[ann] Computer Vision Segmentation Patch for download

    Feb 02 2006 | 6:28 am
    Hey everyone, I've been working on a little computer vision patch implementing an interesting paper I read a few weeks ago. To that end, I made 2 new externals along the way. One which calculates the median of an image. If given a 3d buffer, it will calculate the temporal median at each pixel, providing a nice and simple way to acquire the background image of a scene. The other external computes an algorithm called the "A Contrario Method" of segmentation.
    It uses a statistical distance measure to calculate the most meaningful portions of an image based on comparing the gradient of the background image and a frame. I've implemented most of the algorithm here but haven't done the final refinement step. Also, the code is highly beta and is thus very unoptimized.
    In the download package, I've provided the new externals compiled for OSX as well as the patch and source code for the algorithm's external. There's also a schematic of the patch/source code and a PDF of the paper. If anyone wants a Windoze version, contact me and if I get bugged enough, I'll make one.
    Here's the link: http://www.mat.ucsb.edu/~whsmith/vision.html . The download link is at the bottom of the page.
    cheers, wes

    • Feb 02 2006 | 8:24 am
      looks promising please consider that windows port
    • Feb 02 2006 | 6:50 pm
      i was a bit quick to post. this subeject is very close to my heart. a lot of times i come across a papers like http://www.google.co.il/search?l&q=background+moving+seg mentation but i never could figure out what level of matematics is needed to translate most of those algorithms to machine langauge. please if you can tell me a bit about your level of math and even better the process of tackeling such a task. hope its not to much yair
    • Feb 02 2006 | 7:08 pm
      Hi Yair, I too am often frustrated by computer vision and graphics papers. Often (especially in journal papers), they leave so much out. It may not seem so when you read the paper, but when you go to implement it, there are many seemingly small decisions that are actually implicit assumptions of the paper. These can be really tricky to sort out. Something that really annoys me about the 2 fields above is the lack of shared code. It would make things so much better as more people could gain access to the ideas through seeing their implementation.

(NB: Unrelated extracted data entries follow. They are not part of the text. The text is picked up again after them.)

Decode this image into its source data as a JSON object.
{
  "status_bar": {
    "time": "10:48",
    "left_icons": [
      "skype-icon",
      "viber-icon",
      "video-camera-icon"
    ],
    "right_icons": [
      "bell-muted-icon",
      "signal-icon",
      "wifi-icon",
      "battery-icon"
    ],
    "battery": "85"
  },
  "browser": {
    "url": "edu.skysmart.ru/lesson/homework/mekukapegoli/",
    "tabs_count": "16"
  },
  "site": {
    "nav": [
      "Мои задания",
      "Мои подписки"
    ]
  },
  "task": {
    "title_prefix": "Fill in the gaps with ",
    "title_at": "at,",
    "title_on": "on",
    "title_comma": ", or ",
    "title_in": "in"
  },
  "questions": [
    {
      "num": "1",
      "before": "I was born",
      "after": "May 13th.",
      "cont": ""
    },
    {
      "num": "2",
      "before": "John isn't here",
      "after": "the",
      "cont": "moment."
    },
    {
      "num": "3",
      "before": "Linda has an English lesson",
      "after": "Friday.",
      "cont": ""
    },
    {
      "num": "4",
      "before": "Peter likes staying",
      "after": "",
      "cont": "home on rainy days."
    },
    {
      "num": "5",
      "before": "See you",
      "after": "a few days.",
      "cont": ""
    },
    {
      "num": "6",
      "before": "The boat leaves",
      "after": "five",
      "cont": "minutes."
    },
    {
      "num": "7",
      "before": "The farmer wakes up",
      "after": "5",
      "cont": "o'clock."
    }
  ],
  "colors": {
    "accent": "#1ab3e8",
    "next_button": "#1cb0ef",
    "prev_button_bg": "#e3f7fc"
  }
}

      For this paper in particular, I has having quite a time figuring out the statistical measure of significance. At first, I was oing off of the IEEE version of the paper. Fortuitously, I went to one of the author's webpage and he had an extended version of the paper with a simplified and approximated significance measure. This saved my ass and I was able to proceed.

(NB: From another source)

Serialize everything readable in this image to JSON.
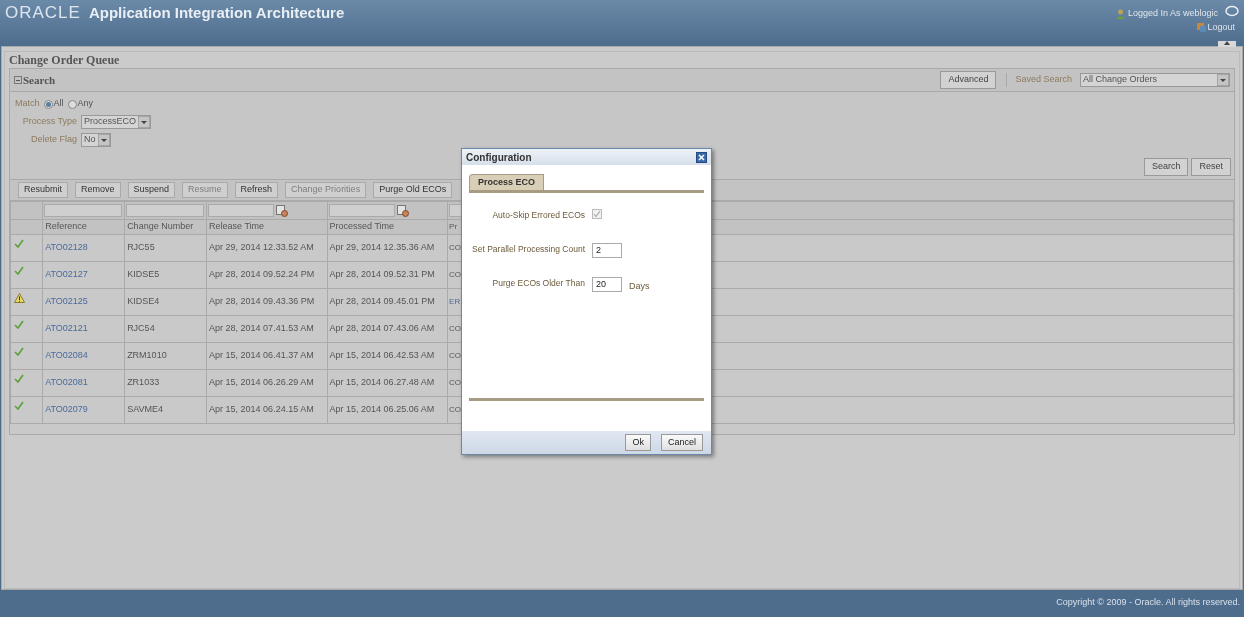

      That said, my math skills are quite good as I have a degree in electrical engineering. I'm mostly limited by obscure notation and lack of details in a paper and somewhat a lack of thorough background in the field although this is changing as I read and implement more. Basically, it requires banging your head against the screen for many months.
      As far as the maths are concerned, you should know a bit of numberical analysis and statistics. One thing that's really useful to know is how to take the gradient of an image.
      best, wes
    • Feb 03 2006 | 3:07 am
      PS....I didn't mention this in my original email, but I was quite lazy in handling the boundary conditions of the gradient function in the xray.jit.probsegment code. The way I did it is quite wrong, but I was just trtying to get the algorithm working in the first place and didn't really care about the edge pixels too much.
    • Feb 03 2006 | 6:22 pm
      I just finished a spatial 3x3 median filter external for jitter as well. I have run across this filter many times while reading CV journals. It often runs just after thresholding to remove small salt/ pepper noise. A close operator is then often applied.
      It runs quite quickly.
      I also have a hough transform (for line finding) for jitter if anyone is interested in trying it out.
      If anyone is interested in testing these, please let me know. More are on the way.
    • Feb 03 2006 | 6:33 pm
      I suspected from your oprevious emails that you might've made a median filter. The Hough transform filter sounds quite interesting. I implemented a really really slow one as a ptacher using GL render to a matrix and accumulating the rendered curves. I love how the images look from the Hough transform. Can't wait to see what else you've got in store for us.
    • Feb 03 2006 | 6:46 pm
      Have you done any work with jit.gl.slab and computer vision? A median filter, dilate, erode, etc. were included for jit.gl.slab. A nice start. I've seen optical flow, correspondence, sobel, canny, and a host of other standard algorthms ported to the GPU using CG etc (openvidia project for example). Some interesting implementations of computer vision algos have also been ported to QuarzComposer, which is an interesting piece of software.
    • Feb 03 2006 | 6:51 pm
      I have only implemented rudimentary convolution type algos to pixel shaders. This is definitely an interesting way to go although ofttimes I want to use the resulting data for control signals which means bringing something back into software...not a very efficient thing right now. Plus, the data is usually floating point, so having floating point textures more widely supported would be grat as well.
    • Apr 14 2006 | 5:50 am
      Remeber this? For those interested, I've updated the source to use a look up table for calculating the arctangent used in finding the gradient of the video. It's a really crude linear piecewise LUT, but it's accurate enough and it gives about 3 fps better performance on 320x240 video. The earl is http://www.mat.ucsb.edu/~whsmith/vision.html . The new source is linked to at the bottom of the page. For now, only osx is recompiled, so if you want windows, download the osx package and compile it with cygwin or visual studio.
      best wes